From having worked on DDoS mitigation, there's pretty much no difference between CGNAT and IPv6. Block or rate limit an IPv4 address and you might block some legitimate traffic if it's a NAT address. Block a single IPv6 address... And you might discover that the user controls an entire /64 or whatever prefix. So if you're in a situation where you can't filter out attack trafic by stateless signature (which is pretty bad already), you'll probably err on the side of blocking larger prefixes anyway, which potentially affect other users, the same as with CGNAT.

Insofar as it makes a difference for DDoS mitigation, the scarcity of IPv4 is more of a feature than a bug.

(Having also worked on DDoS mitigation services) That "entire /64" is already hell of a lot more granular than a single CG-NAT range serving everyone on an ISP though. Most often in these types of attacks it's a single subnet of a single home connection. You'll need to block more total prefixes, sure, but only because you actually know you're only blocking actively attacking source subnets, not entire ISPs. You'll probably still want something signature based for the detection of what to blackhole though, but it does scale farther in a combo on the same amount of DDoS mitigation hardware.

you can heuristically block ipv6 prefixes on a big enough attack by blocking a prefix once a probabilistic % of nodes under it are themselves blocked, I think it should work fairly well, as long as attacking traffic has a signature.

consider simple counters "ips with non-malicious traffic" and "ips with malicious traffic" to probabilistically identify the cost/benefit of blocking a prefix.

you do need to be able to support huge block lists, but there isn't the same issue as cgnat where many non-malicious users are definitely getting blocked.

You should block the whole /64, at least. It's often a single host. It's often but not always a single host, that's standardized.

  • Usually a /64 is a "local network", so in the case of consumer ISPs that's all the devices belonging to a given client, not a single device.

    Some ISPs provide multiple /64s, but in the default configuration the router only announces the first /64 to the local network.

    • Presumably a compromised device can request arbitrarily new ipv6 from the dhcp so the entire block would be compromised. It would be interesting to see if standard dhcp could limit auto leasing to guard reputation of the network

      1 reply →

This DDoS is claimed to be the result of <300,000 compromised routers.

That would be really easy to block if we were on IPv6. And it would be pretty easy to propagate upstream. And you could probabilistically unblock in an automated way and see if a node was still compromised. etc.

  • > That would be really easy to block -- if we were on IPv6.

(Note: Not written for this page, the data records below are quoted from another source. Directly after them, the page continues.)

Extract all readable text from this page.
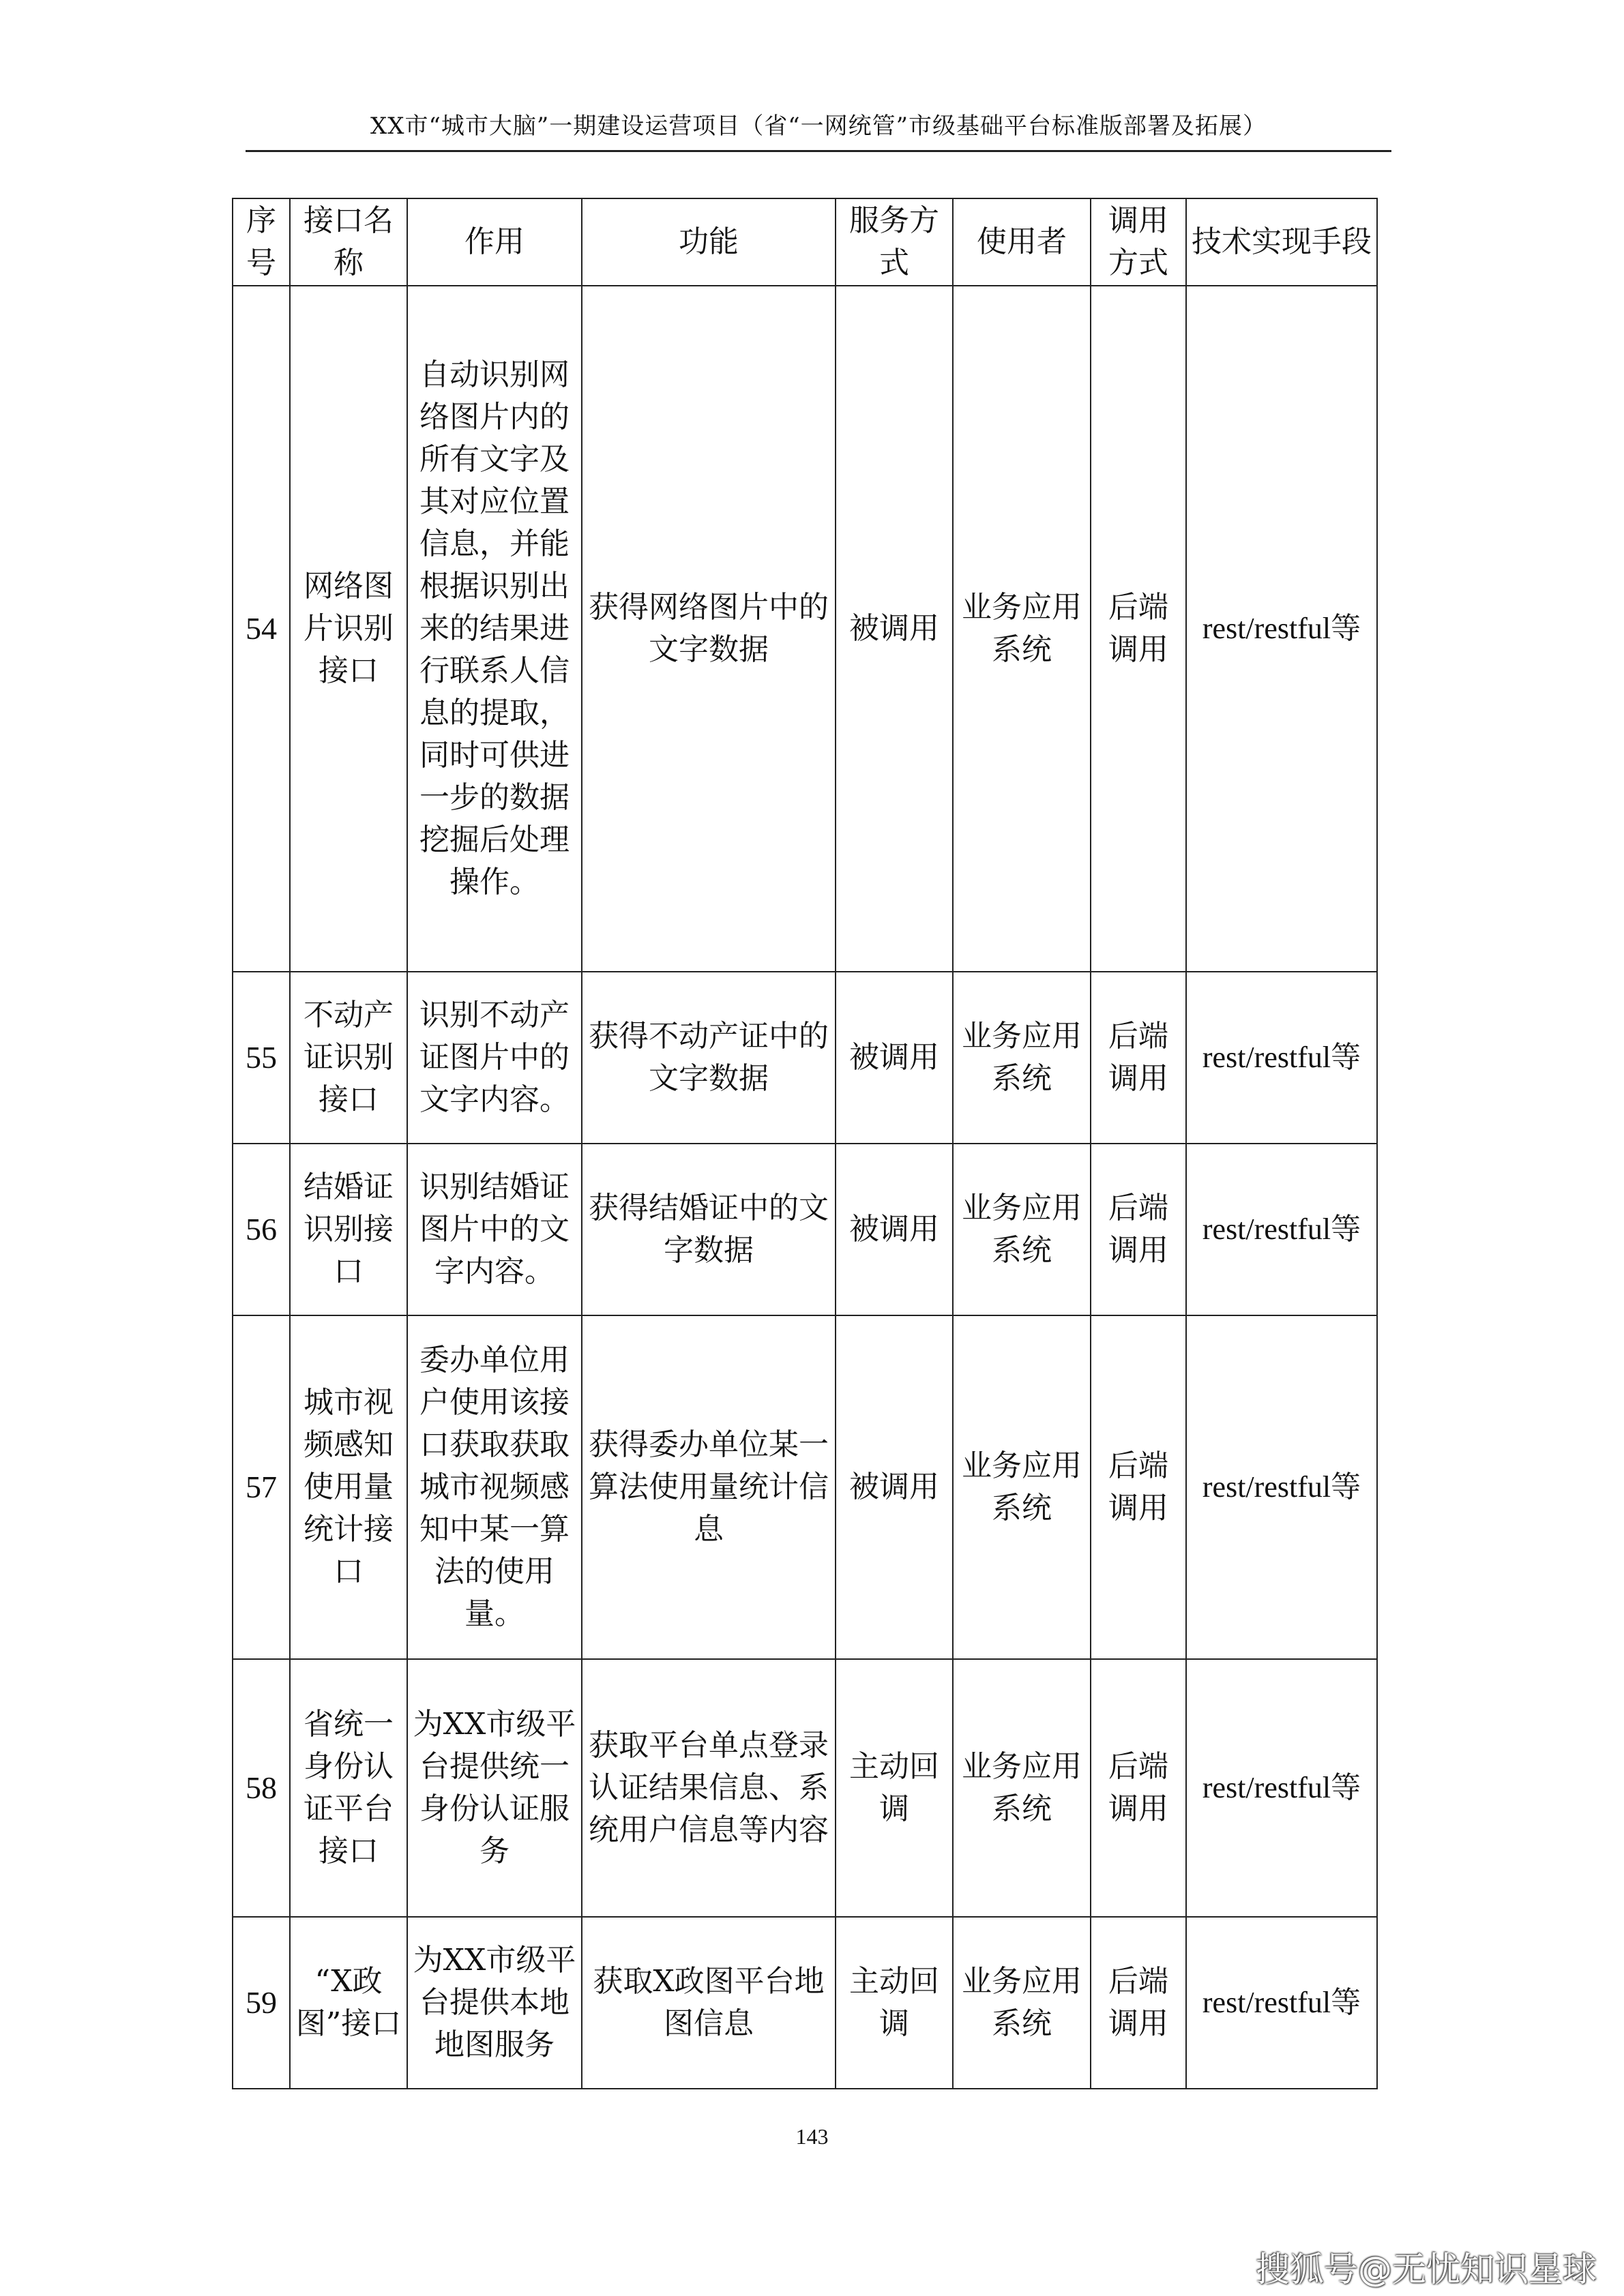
XX市“城市大脑”一期建设运营项目（省“一网统管”市级基础平台标准版部署及拓展）
序号	接口名称	作用	功能	服务方式	使用者	调用方式	技术实现手段
54	网络图片识别接口	自动识别网络图片内的所有文字及其对应位置信息，并能根据识别出来的结果进行联系人信息的提取，同时可供进一步的数据挖掘后处理操作。	获得网络图片中的文字数据	被调用	业务应用系统	后端调用	rest/restful等
55	不动产证识别接口	识别不动产证图片中的文字内容。	获得不动产证中的文字数据	被调用	业务应用系统	后端调用	rest/restful等
56	结婚证识别接口	识别结婚证图片中的文字内容。	获得结婚证中的文字数据	被调用	业务应用系统	后端调用	rest/restful等
57	城市视频感知使用量统计接口	委办单位用户使用该接口获取获取城市视频感知中某一算法的使用量。	获得委办单位某一算法使用量统计信息	被调用	业务应用系统	后端调用	rest/restful等
58	省统一身份认证平台接口	为XX市级平台提供统一身份认证服务	获取平台单点登录认证结果信息、系统用户信息等内容	主动回调	业务应用系统	后端调用	rest/restful等
59	“X政图”接口	为XX市级平台提供本地地图服务	获取X政图平台地图信息	主动回调	业务应用系统	后端调用	rest/restful等
143
搜狐号@无忧知识星球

    Make that: If the service being attacked was on IPv6-only, and the attacker had no way to fall back to IPv4.

    As long as we are dual-stack and IPv6 is optional, no attacker is going to be stupid enough to select the stack which has the highest probability of being defeated. Don't be naive.

    • It'd be far more acceptable to block the CG-NAT IPv4 addresses if you knew that the other non-compromised hosts could utilize their own IPv6 addresses to connect to your service.